There is a huge appetite among consumers for weekend deliveries. Recent research undertaken by one delivery company showed that 59% of customers viewed Sunday as a convenient day to receive goods.*
And it is not surprising. Full-time employees are restricted in the time they have available to shop and receive deliveries. The hectic schedules of the modern-day consumer means that shoppers are more reliant on being able to order and receive deliveries outside standard working hours and at times that are more convenient to them.
With most people working Monday-Friday from 9am-5pm there is usually nobody at home to receive large-ticket items, such as furniture or televisions, during the working week. It is not as though the delivery men can leave this type of item on a porch or with a friendly neighbour.
Increasingly, customers expect online sales and deliveries to match, in terms of standards and service, the experience of a brick-and-mortar retail store and expect a seven-day delivery option.
It seems that more companies are responding to this consumer trend by launching new Sunday delivery services.
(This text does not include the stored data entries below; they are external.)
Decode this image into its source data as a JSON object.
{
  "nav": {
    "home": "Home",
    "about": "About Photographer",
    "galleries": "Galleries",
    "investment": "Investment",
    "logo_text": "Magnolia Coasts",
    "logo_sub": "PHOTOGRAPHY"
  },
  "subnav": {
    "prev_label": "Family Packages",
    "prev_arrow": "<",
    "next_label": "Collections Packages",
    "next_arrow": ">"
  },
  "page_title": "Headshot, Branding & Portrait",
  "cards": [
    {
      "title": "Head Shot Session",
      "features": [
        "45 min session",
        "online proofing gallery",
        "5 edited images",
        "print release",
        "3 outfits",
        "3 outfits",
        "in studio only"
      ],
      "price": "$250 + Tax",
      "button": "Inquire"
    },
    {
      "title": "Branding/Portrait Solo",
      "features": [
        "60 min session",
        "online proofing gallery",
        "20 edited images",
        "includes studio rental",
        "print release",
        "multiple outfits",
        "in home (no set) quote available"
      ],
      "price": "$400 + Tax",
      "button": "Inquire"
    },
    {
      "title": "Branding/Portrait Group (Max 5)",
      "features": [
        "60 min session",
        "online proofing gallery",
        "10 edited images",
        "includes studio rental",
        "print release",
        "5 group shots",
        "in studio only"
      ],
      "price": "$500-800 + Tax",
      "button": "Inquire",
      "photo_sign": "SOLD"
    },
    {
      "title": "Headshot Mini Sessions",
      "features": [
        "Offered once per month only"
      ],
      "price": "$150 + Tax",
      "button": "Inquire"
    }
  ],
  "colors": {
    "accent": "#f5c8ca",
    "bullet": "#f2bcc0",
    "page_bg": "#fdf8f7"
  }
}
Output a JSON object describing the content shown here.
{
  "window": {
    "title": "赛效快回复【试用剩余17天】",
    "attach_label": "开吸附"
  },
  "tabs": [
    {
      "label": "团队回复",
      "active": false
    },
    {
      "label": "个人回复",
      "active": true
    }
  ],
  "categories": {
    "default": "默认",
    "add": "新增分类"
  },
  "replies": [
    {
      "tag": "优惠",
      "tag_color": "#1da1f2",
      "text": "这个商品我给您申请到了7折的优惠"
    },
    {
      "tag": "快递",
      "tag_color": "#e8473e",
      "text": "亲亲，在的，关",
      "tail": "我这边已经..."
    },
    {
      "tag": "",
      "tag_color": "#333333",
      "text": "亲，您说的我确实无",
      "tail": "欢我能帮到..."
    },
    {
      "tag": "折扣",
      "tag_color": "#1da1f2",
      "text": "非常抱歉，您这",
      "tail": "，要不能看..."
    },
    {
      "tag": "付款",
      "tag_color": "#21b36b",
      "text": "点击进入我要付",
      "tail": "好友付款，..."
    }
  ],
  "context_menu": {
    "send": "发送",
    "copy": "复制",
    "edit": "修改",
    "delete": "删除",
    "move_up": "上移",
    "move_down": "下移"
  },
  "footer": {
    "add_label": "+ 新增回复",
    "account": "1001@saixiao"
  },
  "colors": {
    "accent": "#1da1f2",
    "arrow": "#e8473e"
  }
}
This year the Royal Mail and Amazon both announced that they would be introducing selected Sunday deliveries, citing “more choice and options” for customers.
If a customer has the choice of a retailer with rigid Mon-Fri delivery schedules and one that offers a Saturday and/or Sunday service which one would seem more attractive? Retailers that continue to respond to changing shopping trends by introducing weekend deliveries provide busy consumers with greater flexibility.
For retailers, offering weekend deliveries can help spread the delivery operation across seven days instead of five, helping to smooth out any peaks in demand and bottle-necks.
Another important point for retailers is that offering extra weekend deliveries can also boost revenue. According to a report from Forrester Consulting** in September 2014, delivery options have a direct impact on key customer metrics. Cost and convenience (flexible delivery options) play a part in driving revenue through repeat purchase, increased basket size and increased customer lifetime value.
Extending deliveries to six or even seven days a week also serves as a major competitive edge for retailers as it provides a cleaner line to sell over weekends: it potentially allows the retailer to sell a product at lunchtime on Sunday for delivery on a Monday.
Weekend deliveries, away from peak periods, potentially offer significant benefits to retailers in terms of delivery speed and success. Traffic is much lighter at the weekend, with less congestion, which leads to improved scheduling and routing and so more accurate delivery times.
Additionally, delivery costs can potentially be lower at weekends because of reduced fuel consumption as a result of faster turnaround journeys. Environmentally, the case for weekend deliveries is sound with fewer emissions and a better air quality.
With furniture sales making a strong come-back post recession, thanks to a resurgent property market and strong buy-to-let activity***, getting that competitive edge in order to capture a larger slice of the market is vital.
Many SMEs and Internet-based retailers work around the clock to provide their customers with exceptional levels of service. Offering weekend deliveries can help these retailers match their customers’ high expectations.
Customers are increasingly demanding services that bring minimum disruption to their working lives. Retailers need to continue meeting the demands of these changing, contemporary shopping trends – offering weekend deliveries and providing a 24/7 service could be key to that aim.